The boundaries between products typically purchased by women and men are crumbling, according to one online retailer’s statistics reported Tuesday.
The phenomenon is a reflection of changing attitudes toward gender-assigned roles, experts said.
A growing number of men are buying items such as vacuum cleaners, traditionally seen as household goods purchased by women, according to 11st, a local report said.
From January to March, some 45 percent of those who purchased robot vacuum cleaners on 11st were men in their 30s, while only 35 percent of buyers were women in their 40s, according to the report.
Men in their 30s also accounted for the highest percentage of consumers who purchased mini washing machines on 11st in the same period, at 25 percent.
Meanwhile, women in their 30s constituted the largest group to purchase action figures and other toy models, making up 33 percent of buyers over the past two months on 11st.

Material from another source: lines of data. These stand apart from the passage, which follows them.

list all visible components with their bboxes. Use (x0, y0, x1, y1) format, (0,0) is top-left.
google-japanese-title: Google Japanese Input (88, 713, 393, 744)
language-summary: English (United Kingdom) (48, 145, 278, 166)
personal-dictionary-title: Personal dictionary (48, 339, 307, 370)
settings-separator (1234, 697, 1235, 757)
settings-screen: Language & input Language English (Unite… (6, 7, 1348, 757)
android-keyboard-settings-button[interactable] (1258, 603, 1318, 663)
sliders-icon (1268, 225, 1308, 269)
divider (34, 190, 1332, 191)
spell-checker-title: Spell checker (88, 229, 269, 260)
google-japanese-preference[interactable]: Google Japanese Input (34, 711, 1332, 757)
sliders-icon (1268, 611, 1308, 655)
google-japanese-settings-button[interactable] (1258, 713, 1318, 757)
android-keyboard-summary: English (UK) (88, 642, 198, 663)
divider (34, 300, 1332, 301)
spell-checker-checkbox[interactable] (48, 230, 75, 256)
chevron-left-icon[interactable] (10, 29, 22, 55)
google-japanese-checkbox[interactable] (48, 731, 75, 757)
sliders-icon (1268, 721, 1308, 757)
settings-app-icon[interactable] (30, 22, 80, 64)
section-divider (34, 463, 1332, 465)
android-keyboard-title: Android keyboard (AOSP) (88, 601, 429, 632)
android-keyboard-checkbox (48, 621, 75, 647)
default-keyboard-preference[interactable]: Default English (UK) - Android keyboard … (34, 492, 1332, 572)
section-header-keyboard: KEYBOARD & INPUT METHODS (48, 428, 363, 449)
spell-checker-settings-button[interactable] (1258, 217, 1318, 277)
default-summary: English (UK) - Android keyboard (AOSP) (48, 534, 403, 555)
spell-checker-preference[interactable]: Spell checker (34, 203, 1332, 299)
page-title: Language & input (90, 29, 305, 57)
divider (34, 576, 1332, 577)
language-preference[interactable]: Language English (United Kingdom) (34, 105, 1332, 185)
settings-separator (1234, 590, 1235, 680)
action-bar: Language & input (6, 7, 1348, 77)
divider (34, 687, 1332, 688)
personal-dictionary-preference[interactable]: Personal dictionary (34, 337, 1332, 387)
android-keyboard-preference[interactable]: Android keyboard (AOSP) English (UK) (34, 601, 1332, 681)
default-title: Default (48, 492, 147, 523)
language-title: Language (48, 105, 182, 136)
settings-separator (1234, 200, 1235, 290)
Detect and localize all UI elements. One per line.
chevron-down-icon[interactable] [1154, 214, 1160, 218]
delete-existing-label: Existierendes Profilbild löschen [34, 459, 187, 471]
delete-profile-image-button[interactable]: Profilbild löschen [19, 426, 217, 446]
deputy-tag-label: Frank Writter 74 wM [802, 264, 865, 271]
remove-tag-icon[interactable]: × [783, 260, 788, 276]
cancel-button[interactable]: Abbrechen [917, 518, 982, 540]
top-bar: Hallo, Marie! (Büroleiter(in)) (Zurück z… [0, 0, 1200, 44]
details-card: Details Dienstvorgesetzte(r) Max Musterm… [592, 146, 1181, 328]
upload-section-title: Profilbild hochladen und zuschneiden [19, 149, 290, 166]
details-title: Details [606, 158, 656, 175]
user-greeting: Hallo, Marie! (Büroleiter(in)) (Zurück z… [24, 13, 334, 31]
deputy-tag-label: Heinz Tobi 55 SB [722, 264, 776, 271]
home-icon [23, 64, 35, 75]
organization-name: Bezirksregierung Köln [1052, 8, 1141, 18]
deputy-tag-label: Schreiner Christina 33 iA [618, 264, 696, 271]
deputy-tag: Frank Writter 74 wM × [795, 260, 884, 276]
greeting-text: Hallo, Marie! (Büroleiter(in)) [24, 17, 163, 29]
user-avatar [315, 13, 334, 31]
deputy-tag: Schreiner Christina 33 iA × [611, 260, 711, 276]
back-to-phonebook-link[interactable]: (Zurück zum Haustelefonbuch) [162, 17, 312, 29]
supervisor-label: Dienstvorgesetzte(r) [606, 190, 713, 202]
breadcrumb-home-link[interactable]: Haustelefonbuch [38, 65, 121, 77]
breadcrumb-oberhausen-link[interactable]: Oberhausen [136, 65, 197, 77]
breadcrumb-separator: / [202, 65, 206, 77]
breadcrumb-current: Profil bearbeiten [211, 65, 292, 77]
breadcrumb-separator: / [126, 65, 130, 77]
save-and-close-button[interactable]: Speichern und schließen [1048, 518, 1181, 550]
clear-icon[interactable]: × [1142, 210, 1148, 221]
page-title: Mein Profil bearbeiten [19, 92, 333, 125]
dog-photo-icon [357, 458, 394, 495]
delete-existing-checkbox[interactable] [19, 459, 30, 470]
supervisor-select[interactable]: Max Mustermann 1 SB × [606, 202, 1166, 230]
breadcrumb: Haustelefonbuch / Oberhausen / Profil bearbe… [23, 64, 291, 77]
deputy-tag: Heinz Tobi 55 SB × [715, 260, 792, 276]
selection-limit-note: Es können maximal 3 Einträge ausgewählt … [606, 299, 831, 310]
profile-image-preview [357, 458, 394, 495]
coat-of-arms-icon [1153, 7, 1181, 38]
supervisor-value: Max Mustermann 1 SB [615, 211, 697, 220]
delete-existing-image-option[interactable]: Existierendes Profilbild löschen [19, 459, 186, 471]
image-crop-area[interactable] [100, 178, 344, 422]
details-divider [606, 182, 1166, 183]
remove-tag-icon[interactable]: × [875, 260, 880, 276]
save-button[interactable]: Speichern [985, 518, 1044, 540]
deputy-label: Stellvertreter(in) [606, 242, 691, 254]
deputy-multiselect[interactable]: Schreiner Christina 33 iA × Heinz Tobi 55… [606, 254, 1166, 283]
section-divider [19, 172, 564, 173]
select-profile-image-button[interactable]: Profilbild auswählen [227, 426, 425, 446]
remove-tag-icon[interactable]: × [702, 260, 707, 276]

Women in their 30s were also the top group for remote-control toys, constituting 27 percent of sales.
The change in consumption pattern is an indication of shifting social norms, said Park Wan-kyu, an economics professor at Chung-Ang University.
As more and more people tend to get married later in life or not at all, there is an increase in men in their 30s living alone, he said. “There is thus demand among this population for convenient household appliances for their single-person homes,” said Park.
There was also a greater increase in sales of men’s cosmetics products than women’s makeup from January to February at online retailer Gmarket, according to reports.
While there was a 50 percent increase in the number of men who purchased luxury cosmetics items compared to the same period last year, there was only a 42 percent increase in the sales of women’s luxury cosmetics.